House prices have almost doubled in the last ten years, but even so, is the bank a safer bet for your savings? There are many articles written
lately urging the public to 'invest' in realty. These investments are suggested in several forms: e.g. as a second home, as accommodation for your university student
child in another town, or an astute chance for a first-time buyer.
The reasons given for the 'invest-now' message is two-fold. Firstly, the mortgage rates are still
very low and secondly the cost of property has dropped. True. Or more accurately, the cost of property is dropping, dropping, dropping. Is this acknowledged
continual dropping a good climate for buying?

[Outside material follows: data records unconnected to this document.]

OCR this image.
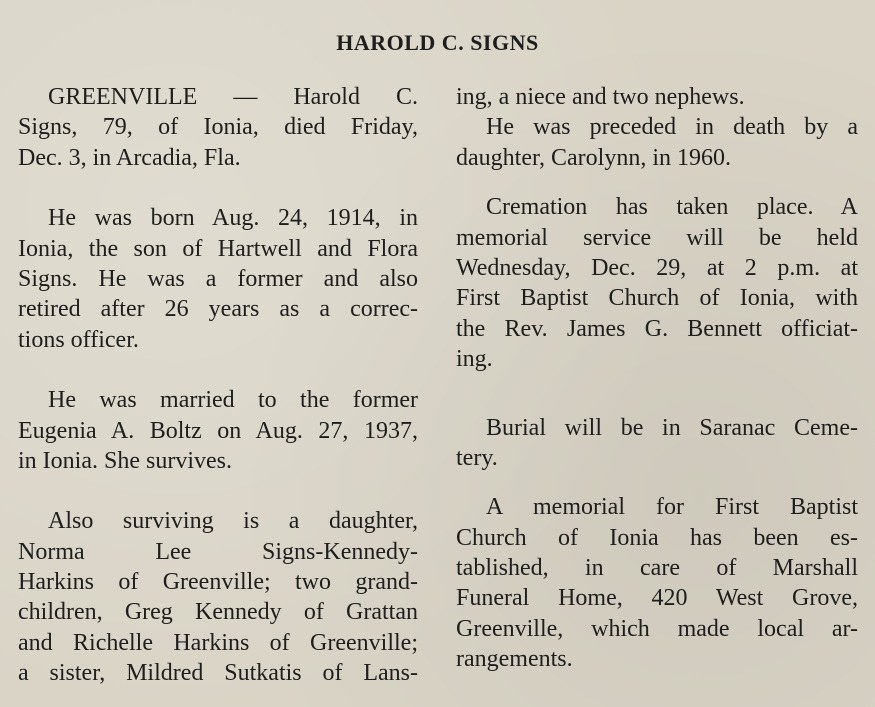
HAROLD C. SIGNS
GREENVILLE — Harold C.
Signs, 79, of Ionia, died Friday,
Dec. 3, in Arcadia, Fla.
He was born Aug. 24, 1914, in
Ionia, the son of Hartwell and Flora
Signs. He was a former and also
retired after 26 years as a correc-
tions officer.
He was married to the former
Eugenia A. Boltz on Aug. 27, 1937,
in Ionia. She survives.
Also surviving is a daughter,
Norma Lee Signs-Kennedy-
Harkins of Greenville; two grand-
children, Greg Kennedy of Grattan
and Richelle Harkins of Greenville;
a sister, Mildred Sutkatis of Lans-
ing, a niece and two nephews.
He was preceded in death by a
daughter, Carolynn, in 1960.
Cremation has taken place. A
memorial service will be held
Wednesday, Dec. 29, at 2 p.m. at
First Baptist Church of Ionia, with
the Rev. James G. Bennett officiat-
ing.
Burial will be in Saranac Ceme-
tery.
A memorial for First Baptist
Church of Ionia has been es-
tablished, in care of Marshall
Funeral Home, 420 West Grove,
Greenville, which made local ar-
rangements.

A company called Global Insight has recently released figures reporting that seventy five per cent of US
housing markets have shown decreased prices for the third straight period. They based their research on 262 out of 330 housing markets.
Therefore three
quarters of known housing markets in USA are suffering continuing price decreases, and no-one wants to buy a house that may drop further. Much of the business
guile in property investment is to catch the market when it has finished dropping to its very lowest, and is just starting on the up-turn. There is no guaranteed formula
for knowing this!
Since the market is still dropping, many seasoned investors are holding off - for now. This means there are even more properties on the
market that will be snatched up in a flash when the realty climate changes course. If you are planning on buying a value-priced property, the first things that you must
take care of are preparing your finances and choosing your real estate agent.
If there is a hint of an upturn, experienced investors will get there first with their
cash deals. Obviously someone who has yet to be approved will not fare well against this competition, so become approved. To get 'first pick' choose your real
estate agent carefully. A keen agent will analyze exactly what you are looking for and will have access to each listing before you.
Perhaps even before you
plan the 'how to' of buying an investment property, you should run through the 'whys?'. Would you be investing to make a quick profit, or is it to build your financial
portfolio?
If it is to make a quick profit, you may wish to run through some figures with an accountant or tax professional. Costs to be taken into account could
include: the sale price and approximately 5% closing fees. When you re-sell, you must deduct from the profit margin approximately 8% selling and legal fees and the
cost of the interest on the mortgage. You may also have to pay a penalty to the lender for early release on the loan and renovation costs.
There are many
other numbers to put into the equation, including capital gains tax and mortgage interest rates etc. However, an experienced professional can also advise ways to
avoid some of these losses (gift the property before sale, some mortgages offer tax breaks etc).
If the property is for long term acquisition, it is easier to make
a profit; time is always on the side of real estate investors. Over the last ten year period house prices have almost doubled, in spite of the current situation. There is no
bank that gives such good returns on your savings account.